Kostenpflichtiger Inhalt: Saarbrücken : Auf der Jagd nach Internet-Verbrechern

Der 46-jährige Saarbrücker Marc Schmitt ist Kriminalhauptkommissar und Spezialist für Computerkriminalität.

Eine neue E-Mail ist im Postfach. Mit Freuden stellt man fest, dass die Nachricht von einem guten Freund oder einem Familienmitglied ist. Man muss nur noch den mitgesendeten Link anklicken, und schon sieht man ein Foto des Freundes und die ganze Nachricht. Doch nach dem Klick geht plötzlich gar nichts mehr. Der Computer scheint zu spinnen.

„Das ist ein Klassiker. Genau so verschaffen sich Internetkriminelle Zugang zu privaten Computern, können Daten auslesen oder den gesamten Computer lahmlegen“, sagt Marc Schmitt. Der 46-Jährige ist Kriminalhauptkommissar und Spezialist für Computerkriminalität.

Doch woher wissen die Internet-Gangster, wer meine Freunde oder Familienmitglieder sind? „Viele Menschen haben immer noch keine Vorstellung davon, wie gläsern das Internet ist. Fotos von sich und von Freunden haben ganz viele irgendwo im Netz veröffentlicht. Darüber und über andere privaten Informationen gelangen die Täter auch schnell an die E-Mail-Adresse“, erklärt Marc Schmitt.

Der Saarbrücker ist seit 1993 bei der Polizei, hat sich schon immer für Computer interessiert und die gesamte Entwicklung des Internets miterlebt. Als 2013 in Saarbrücken die erste Fachdienststelle der Polizei für Cybercrime gegründet wurde, hat sich der 46-Jährige beworben und wurde aufgrund seiner exzellenten Fähigkeiten und Erfahrungen genommen.

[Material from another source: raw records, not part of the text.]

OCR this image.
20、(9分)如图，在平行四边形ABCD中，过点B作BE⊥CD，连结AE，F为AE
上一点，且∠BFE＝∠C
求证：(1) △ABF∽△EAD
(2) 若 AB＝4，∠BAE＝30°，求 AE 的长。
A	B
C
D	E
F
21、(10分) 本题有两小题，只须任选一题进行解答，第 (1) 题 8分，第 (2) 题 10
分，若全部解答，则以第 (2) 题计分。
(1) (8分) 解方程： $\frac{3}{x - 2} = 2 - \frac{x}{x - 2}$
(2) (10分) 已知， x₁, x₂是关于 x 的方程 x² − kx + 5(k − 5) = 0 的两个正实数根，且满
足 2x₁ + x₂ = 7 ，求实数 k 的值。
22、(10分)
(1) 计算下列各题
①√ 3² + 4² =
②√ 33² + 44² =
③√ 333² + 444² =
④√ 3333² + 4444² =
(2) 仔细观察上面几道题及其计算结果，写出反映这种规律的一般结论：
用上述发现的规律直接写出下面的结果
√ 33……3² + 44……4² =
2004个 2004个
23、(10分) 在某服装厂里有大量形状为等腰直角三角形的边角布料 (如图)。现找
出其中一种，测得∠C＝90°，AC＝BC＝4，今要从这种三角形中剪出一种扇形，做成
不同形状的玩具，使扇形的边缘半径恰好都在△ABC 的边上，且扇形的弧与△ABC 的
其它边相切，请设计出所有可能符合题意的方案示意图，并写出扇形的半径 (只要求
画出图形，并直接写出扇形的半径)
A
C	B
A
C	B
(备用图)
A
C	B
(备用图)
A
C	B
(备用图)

„Es geht in so gut wie allen Fällen ums Geld. Die Täter schreiben die Opfer direkt an und geben sich zum Beispiel als beliebige Personen aus, die für Geld den angefallenen Schaden wieder reparieren, oder haben andere kriminelle Ideen“, sagt der Kriminalhauptkommissar.

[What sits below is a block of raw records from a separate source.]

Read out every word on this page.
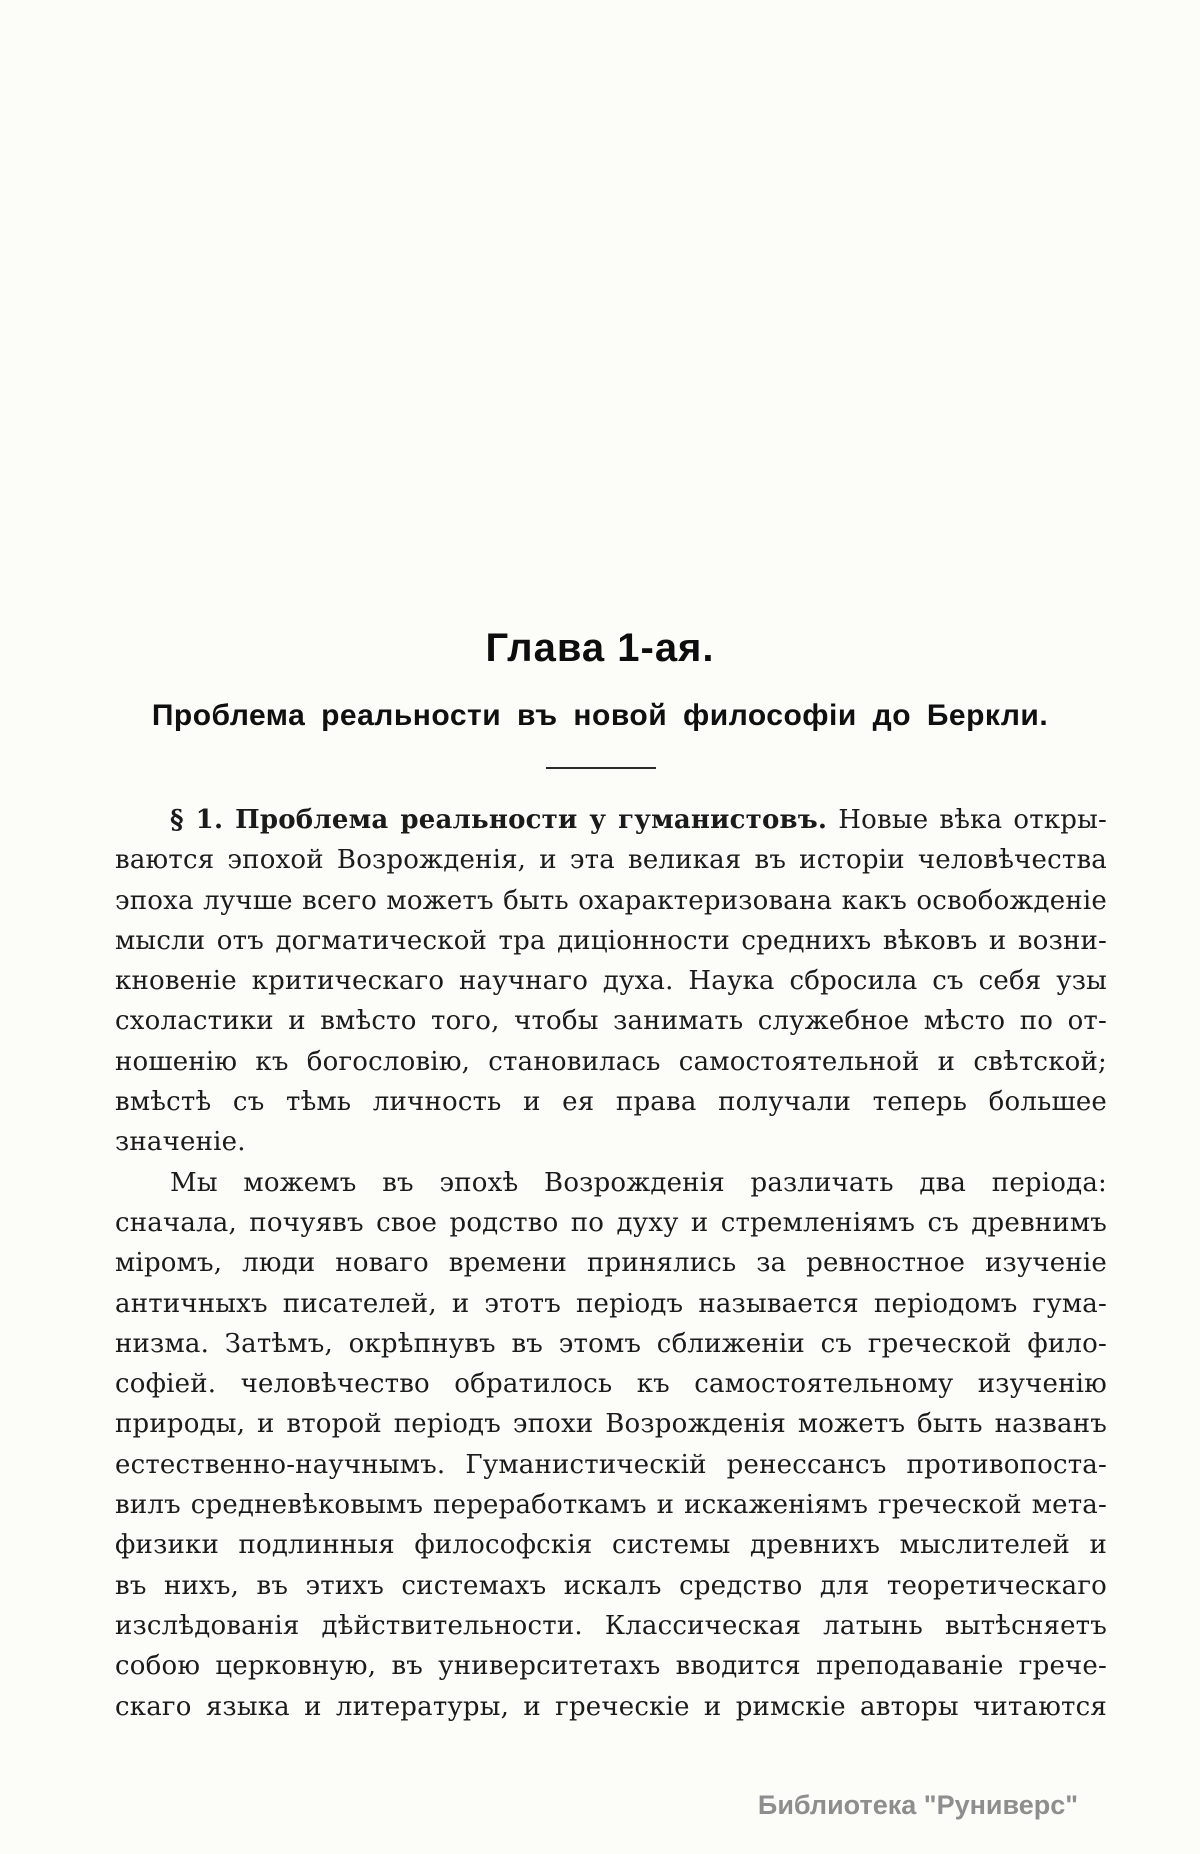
Глава 1-ая.
Проблема реальности въ новой философіи до Беркли.
§ 1. Проблема реальности у гуманистовъ. Новые вѣка откры-
ваются эпохой Возрожденія, и эта великая въ исторіи человѣчества
эпоха лучше всего можетъ быть охарактеризована какъ освобожденіе
мысли отъ догматической тра диціонности среднихъ вѣковъ и возни-
кновеніе критическаго научнаго духа. Наука сбросила съ себя узы
схоластики и вмѣсто того, чтобы занимать служебное мѣсто по от-
ношенію къ богословію, становилась самостоятельной и свѣтской;
вмѣстѣ съ тѣмь личность и ея права получали теперь большее
значеніе.
Мы можемъ въ эпохѣ Возрожденія различать два періода:
сначала, почуявъ свое родство по духу и стремленіямъ съ древнимъ
міромъ, люди новаго времени принялись за ревностное изученіе
античныхъ писателей, и этотъ періодъ называется періодомъ гума-
низма. Затѣмъ, окрѣпнувъ въ этомъ сближеніи съ греческой фило-
софіей. человѣчество обратилось къ самостоятельному изученію
природы, и второй періодъ эпохи Возрожденія можетъ быть названъ
естественно-научнымъ. Гуманистическій ренессансъ противопоста-
вилъ средневѣковымъ переработкамъ и искаженіямъ греческой мета-
физики подлинныя философскія системы древнихъ мыслителей и
въ нихъ, въ этихъ системахъ искалъ средство для теоретическаго
изслѣдованія дѣйствительности. Классическая латынь вытѣсняетъ
собою церковную, въ университетахъ вводится преподаваніе грече-
скаго языка и литературы, и греческіе и римскіе авторы читаются
Библиотека "Руниверс"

Selbst die Deutsche Bahn wurde schon Opfer der Computerkriminalität. Kriminelle boten auf einer professionell erstellten Internetseite, die genauso aussah wie die der Bahn, Tickets zu extrem günstigen Preisen an. Viele Kunden fielen darauf herein. Das Ganze war sogar so professionell, dass selbst die Schaffner die falschen Tickets nicht von echten unterscheiden konnten. Doch der ganze Schwindel fiel aufgrund der starken Arbeit der Cypercrime-Polizei dennoch auf.

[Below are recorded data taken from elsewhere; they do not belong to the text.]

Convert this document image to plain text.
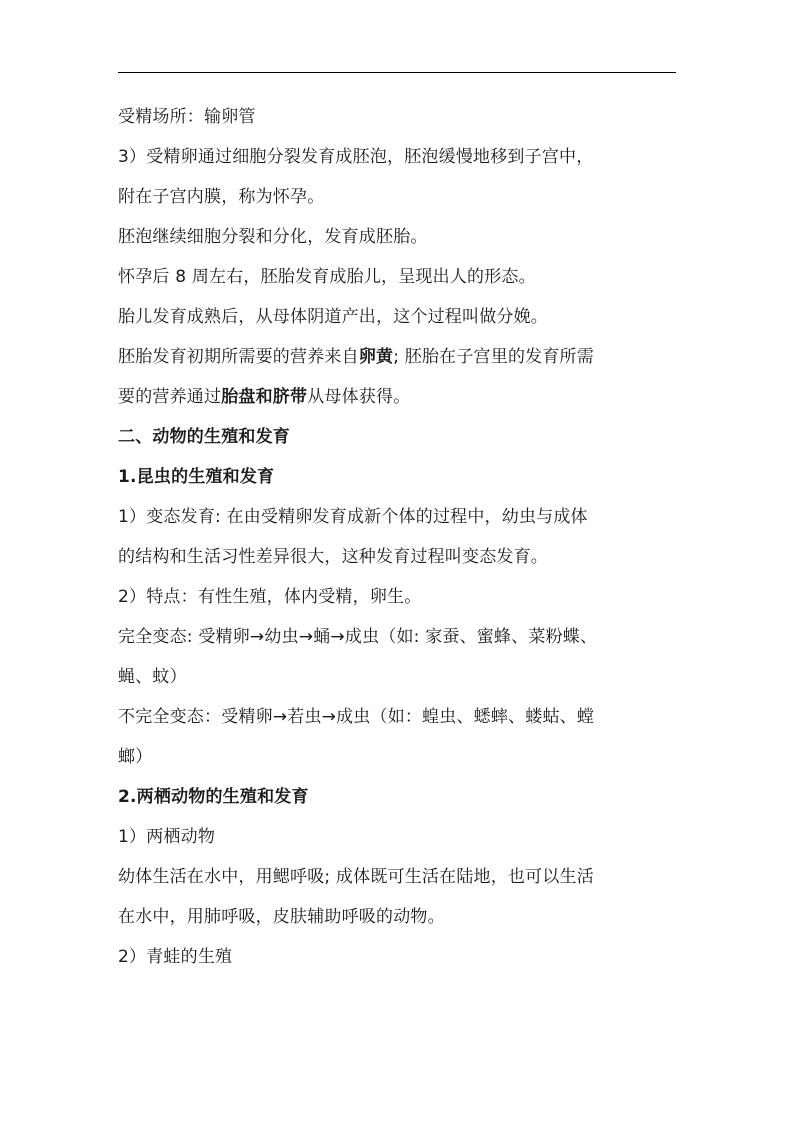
受精场所：输卵管
3）受精卵通过细胞分裂发育成胚泡，胚泡缓慢地移到子宫中，
附在子宫内膜，称为怀孕。
胚泡继续细胞分裂和分化，发育成胚胎。
怀孕后 8 周左右，胚胎发育成胎儿，呈现出人的形态。
胎儿发育成熟后，从母体阴道产出，这个过程叫做分娩。
胚胎发育初期所需要的营养来自卵黄; 胚胎在子宫里的发育所需
要的营养通过胎盘和脐带从母体获得。
二、动物的生殖和发育
1.昆虫的生殖和发育
1）变态发育: 在由受精卵发育成新个体的过程中，幼虫与成体
的结构和生活习性差异很大，这种发育过程叫变态发育。
2）特点：有性生殖，体内受精，卵生。
完全变态: 受精卵→幼虫→蛹→成虫（如: 家蚕、蜜蜂、菜粉蝶、
蝇、蚊）
不完全变态：受精卵→若虫→成虫（如：蝗虫、蟋蟀、蝼蛄、螳
螂）
2.两栖动物的生殖和发育
1）两栖动物
幼体生活在水中，用鳃呼吸; 成体既可生活在陆地，也可以生活
在水中，用肺呼吸，皮肤辅助呼吸的动物。
2）青蛙的生殖
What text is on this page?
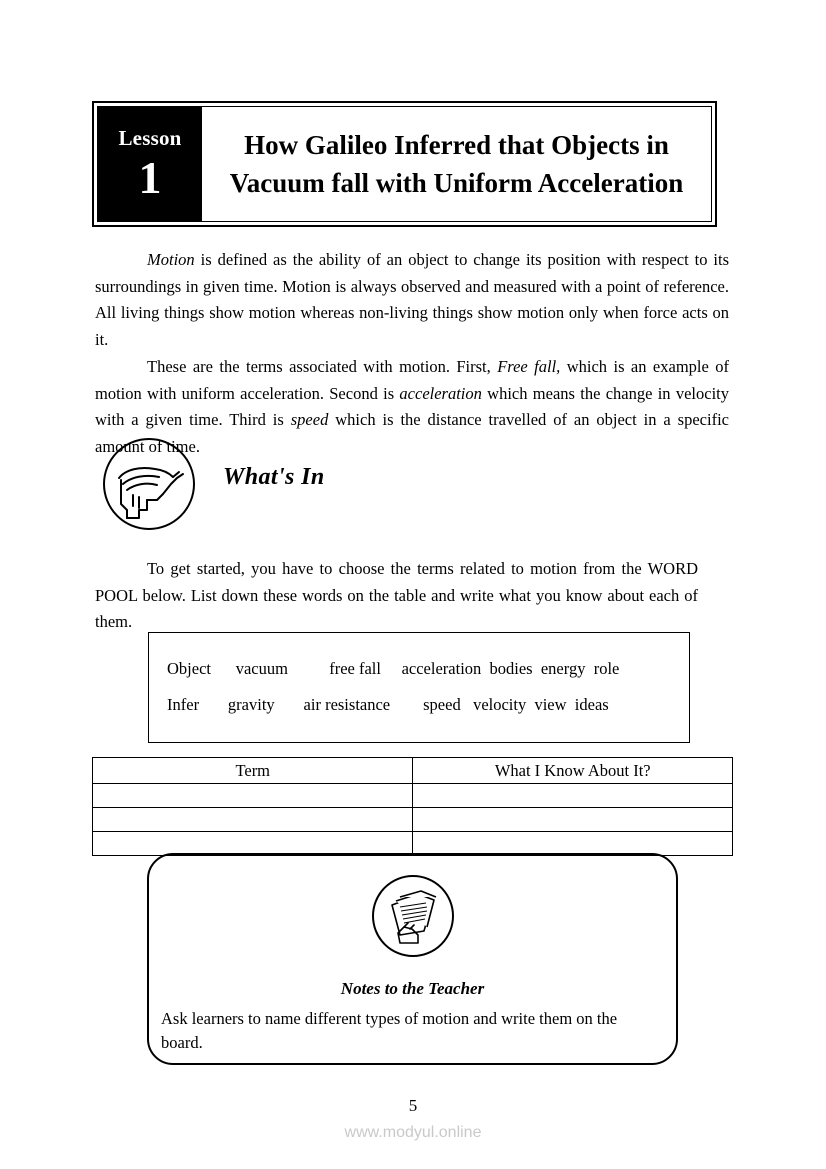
Lesson
1
How Galileo Inferred that Objects in Vacuum fall with Uniform Acceleration

Motion is defined as the ability of an object to change its position with respect to its surroundings in given time. Motion is always observed and measured with a point of reference. All living things show motion whereas non-living things show motion only when force acts on it.

These are the terms associated with motion. First, Free fall, which is an example of motion with uniform acceleration. Second is acceleration which means the change in velocity with a given time. Third is speed which is the distance travelled of an object in a specific amount of time.

What's In

To get started, you have to choose the terms related to motion from the WORD POOL below. List down these words on the table and write what you know about each of them.

Object      vacuum          free fall     acceleration  bodies  energy  role
Infer       gravity       air resistance        speed   velocity  view  ideas
Term	What I Know About It?

Notes to the Teacher
Ask learners to name different types of motion and write them on the board.
5
www.modyul.online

„Wie bei allem muss man auch bei der Internetkriminalität zwischen absoluten Experten und Anfängern unterscheiden. Anfänger machen Fehler und hinterlassen selber viele Spuren im Internet, durch die sie überführt werden können. Die richtigen Profis sind dagegen sehr schwer zu fassen. Aber irgendwann machen alle Fehler, und dann können wir zuschlagen“, erklärt der Familienvater, der sich in seiner Freizeit mit Ausdauerläufen die nötige Fitness holt, um den Verbrechern im Internet nachzustellen.

Grundsätzlich rät er: „Bei dem Verdacht auf Internetkriminalität sollte man sich sofort bei der Polizei melden. Je schneller, desto besser. Je mehr Zeit vergeht, desto mehr Spuren können online verschwinden“, erklärt der 46-Jährige.

Außerdem sollte man immer eine gute Portion Misstrauen haben, wenn man plötzlich eine E-Mail von Freunden bekommt, die man eigentlich nicht erwartet hat oder wenn einem im Internet teure Produkte zu sehr günstigen Preisen angeboten werden.